District Mayor of Pucusana [es]
- In office 29 June 2020 – 1 March 2021
- Preceded by: Luis Chauca Navarro [es]
- Succeeded by: Lidia Carrillo Véliz

Deputy District Mayor of Pucusana
- In office 1 January 2019 – 28 June 2020
- Preceded by: Evaristo Sarmiento Sobrado
- Succeeded by: Lidia Carrillo Véliz

Personal details
- Born: 25 May 1947 Pucusana, Peru
- Died: 1 March 2021 (aged 73)
- Political party: APP

= Víctor Espinoza Peña =

Peruvian politician (1947–2021)

Víctor Espinoza Peña (25 May 1947 – 1 March 2021) was a Peruvian politician and fisherman.

==Biography==
Born in Pucusana, Espinoza Peña finished his primary studies and became an artisanal fisherman.
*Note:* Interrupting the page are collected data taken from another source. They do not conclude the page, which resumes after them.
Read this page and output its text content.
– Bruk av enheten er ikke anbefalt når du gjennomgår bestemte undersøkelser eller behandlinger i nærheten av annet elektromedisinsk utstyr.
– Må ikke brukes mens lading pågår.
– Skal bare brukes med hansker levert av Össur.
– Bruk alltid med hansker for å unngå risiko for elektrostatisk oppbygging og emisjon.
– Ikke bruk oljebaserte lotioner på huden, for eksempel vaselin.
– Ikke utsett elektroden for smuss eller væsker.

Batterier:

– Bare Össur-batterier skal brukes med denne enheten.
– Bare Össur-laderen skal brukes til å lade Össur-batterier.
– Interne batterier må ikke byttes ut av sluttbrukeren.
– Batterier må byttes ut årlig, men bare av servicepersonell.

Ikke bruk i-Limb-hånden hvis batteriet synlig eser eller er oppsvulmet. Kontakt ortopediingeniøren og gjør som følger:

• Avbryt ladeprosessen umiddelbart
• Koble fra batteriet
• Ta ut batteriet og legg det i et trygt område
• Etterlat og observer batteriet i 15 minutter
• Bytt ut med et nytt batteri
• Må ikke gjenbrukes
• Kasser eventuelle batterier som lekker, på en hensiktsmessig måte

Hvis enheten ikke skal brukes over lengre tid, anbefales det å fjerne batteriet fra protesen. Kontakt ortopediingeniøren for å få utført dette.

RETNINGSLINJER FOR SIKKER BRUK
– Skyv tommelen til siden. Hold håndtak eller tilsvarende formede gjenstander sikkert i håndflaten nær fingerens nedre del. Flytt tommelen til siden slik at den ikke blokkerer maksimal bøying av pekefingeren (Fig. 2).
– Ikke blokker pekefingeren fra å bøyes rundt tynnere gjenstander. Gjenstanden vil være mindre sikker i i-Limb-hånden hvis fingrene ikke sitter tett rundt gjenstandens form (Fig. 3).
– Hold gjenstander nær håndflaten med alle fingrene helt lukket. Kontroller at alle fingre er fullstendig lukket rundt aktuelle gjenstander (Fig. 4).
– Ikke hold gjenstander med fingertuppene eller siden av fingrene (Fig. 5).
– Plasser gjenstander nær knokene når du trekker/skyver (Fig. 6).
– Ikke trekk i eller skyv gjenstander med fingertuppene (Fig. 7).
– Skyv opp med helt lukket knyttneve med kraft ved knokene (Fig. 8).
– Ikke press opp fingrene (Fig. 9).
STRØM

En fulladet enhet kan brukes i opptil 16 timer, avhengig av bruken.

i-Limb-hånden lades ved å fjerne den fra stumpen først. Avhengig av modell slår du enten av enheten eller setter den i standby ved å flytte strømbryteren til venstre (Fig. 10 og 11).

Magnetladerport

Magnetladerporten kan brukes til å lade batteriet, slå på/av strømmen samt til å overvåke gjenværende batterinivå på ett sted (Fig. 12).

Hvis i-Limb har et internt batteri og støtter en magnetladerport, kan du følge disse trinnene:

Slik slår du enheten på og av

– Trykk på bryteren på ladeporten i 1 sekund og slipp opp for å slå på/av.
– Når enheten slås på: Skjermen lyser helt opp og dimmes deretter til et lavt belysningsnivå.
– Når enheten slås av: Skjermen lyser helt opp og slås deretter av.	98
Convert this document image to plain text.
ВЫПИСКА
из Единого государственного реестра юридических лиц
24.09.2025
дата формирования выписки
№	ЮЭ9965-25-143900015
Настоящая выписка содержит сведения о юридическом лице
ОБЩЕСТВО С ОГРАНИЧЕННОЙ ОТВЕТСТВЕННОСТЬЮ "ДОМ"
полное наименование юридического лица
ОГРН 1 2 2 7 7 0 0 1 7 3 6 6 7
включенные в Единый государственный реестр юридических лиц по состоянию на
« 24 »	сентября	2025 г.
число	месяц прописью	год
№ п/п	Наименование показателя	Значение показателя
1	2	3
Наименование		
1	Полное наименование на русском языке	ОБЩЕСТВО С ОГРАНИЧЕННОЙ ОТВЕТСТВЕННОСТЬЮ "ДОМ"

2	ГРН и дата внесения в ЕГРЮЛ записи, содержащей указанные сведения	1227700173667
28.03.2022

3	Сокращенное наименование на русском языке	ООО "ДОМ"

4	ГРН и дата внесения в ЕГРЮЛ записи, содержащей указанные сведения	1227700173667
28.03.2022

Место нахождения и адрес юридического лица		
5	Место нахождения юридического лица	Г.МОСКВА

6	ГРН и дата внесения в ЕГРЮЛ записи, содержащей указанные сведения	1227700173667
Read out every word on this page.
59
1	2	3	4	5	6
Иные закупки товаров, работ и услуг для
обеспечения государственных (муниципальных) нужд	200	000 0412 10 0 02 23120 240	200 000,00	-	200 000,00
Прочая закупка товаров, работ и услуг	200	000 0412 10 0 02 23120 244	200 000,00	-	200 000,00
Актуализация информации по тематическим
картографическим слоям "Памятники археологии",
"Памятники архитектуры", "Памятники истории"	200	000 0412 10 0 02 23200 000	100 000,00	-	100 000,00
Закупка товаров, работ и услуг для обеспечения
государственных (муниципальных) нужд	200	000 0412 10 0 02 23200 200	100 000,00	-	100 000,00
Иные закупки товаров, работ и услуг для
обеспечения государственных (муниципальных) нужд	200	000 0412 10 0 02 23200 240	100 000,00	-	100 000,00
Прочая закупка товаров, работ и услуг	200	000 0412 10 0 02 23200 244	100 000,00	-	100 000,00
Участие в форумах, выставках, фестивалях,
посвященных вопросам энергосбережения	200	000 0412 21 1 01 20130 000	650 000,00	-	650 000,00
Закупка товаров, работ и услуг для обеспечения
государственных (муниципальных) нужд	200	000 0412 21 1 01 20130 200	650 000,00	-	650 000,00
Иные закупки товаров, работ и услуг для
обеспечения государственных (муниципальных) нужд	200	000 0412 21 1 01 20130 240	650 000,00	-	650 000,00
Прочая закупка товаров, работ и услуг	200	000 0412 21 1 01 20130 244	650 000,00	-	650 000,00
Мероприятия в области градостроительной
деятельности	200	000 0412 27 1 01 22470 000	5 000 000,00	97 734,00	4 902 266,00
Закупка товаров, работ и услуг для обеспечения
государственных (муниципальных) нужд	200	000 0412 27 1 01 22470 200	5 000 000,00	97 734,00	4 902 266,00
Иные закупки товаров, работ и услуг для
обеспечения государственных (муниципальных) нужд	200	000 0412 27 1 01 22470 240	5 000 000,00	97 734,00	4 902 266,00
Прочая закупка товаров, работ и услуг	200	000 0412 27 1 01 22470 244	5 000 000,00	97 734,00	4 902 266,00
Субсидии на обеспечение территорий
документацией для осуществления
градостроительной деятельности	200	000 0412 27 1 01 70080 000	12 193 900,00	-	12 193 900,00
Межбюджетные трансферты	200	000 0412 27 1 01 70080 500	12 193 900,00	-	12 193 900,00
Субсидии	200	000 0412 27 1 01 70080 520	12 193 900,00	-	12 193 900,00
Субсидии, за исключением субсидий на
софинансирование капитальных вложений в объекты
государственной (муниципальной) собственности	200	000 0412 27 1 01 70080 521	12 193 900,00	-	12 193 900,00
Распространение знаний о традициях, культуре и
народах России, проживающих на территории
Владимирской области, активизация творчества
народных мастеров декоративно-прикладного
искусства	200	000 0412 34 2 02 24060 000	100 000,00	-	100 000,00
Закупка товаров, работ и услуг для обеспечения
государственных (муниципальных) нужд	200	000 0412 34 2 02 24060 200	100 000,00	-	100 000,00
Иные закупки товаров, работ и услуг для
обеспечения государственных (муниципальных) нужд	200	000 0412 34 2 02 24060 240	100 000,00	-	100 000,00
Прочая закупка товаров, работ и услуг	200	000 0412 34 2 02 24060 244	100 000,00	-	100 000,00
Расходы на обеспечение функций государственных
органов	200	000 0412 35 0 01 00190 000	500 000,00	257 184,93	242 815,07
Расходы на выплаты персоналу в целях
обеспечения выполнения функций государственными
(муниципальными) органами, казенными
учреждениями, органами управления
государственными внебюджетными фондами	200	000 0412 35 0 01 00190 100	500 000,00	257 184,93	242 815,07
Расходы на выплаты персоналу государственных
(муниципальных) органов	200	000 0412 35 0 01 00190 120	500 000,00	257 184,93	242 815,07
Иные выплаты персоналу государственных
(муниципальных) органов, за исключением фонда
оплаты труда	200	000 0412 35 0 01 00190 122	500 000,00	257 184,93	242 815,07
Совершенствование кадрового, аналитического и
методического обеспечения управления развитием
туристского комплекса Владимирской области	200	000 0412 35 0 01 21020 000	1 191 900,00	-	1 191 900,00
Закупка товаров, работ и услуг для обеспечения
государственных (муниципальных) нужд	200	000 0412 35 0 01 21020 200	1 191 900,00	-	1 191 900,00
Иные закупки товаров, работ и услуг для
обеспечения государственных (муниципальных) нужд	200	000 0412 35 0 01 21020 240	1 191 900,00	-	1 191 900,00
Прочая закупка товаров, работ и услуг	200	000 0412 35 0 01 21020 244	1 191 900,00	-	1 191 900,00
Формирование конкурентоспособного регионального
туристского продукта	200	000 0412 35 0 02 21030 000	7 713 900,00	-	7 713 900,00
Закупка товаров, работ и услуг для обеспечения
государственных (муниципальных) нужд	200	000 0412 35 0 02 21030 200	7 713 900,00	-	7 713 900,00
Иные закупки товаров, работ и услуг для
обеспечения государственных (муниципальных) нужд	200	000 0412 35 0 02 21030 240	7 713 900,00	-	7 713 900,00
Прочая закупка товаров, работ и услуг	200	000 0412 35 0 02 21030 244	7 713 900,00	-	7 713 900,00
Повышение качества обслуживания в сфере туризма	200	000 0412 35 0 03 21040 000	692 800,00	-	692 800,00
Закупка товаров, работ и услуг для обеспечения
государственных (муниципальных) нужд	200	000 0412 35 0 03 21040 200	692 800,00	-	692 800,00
He was elected Deputy District Mayor of Pucusana in the 2018 Lima municipal election alongside Mayor Luis Chauca Navarro of the Alliance for Progress party. He became Mayor after Navarro died from COVID-19 on 28 June 2020, during the COVID-19 pandemic in Peru.

On 6 February 2021, Espinoza Peña reported that he had tested positive for COVID-19. He died on 1 March 2021, the second mayor of Pucusana to die from the virus.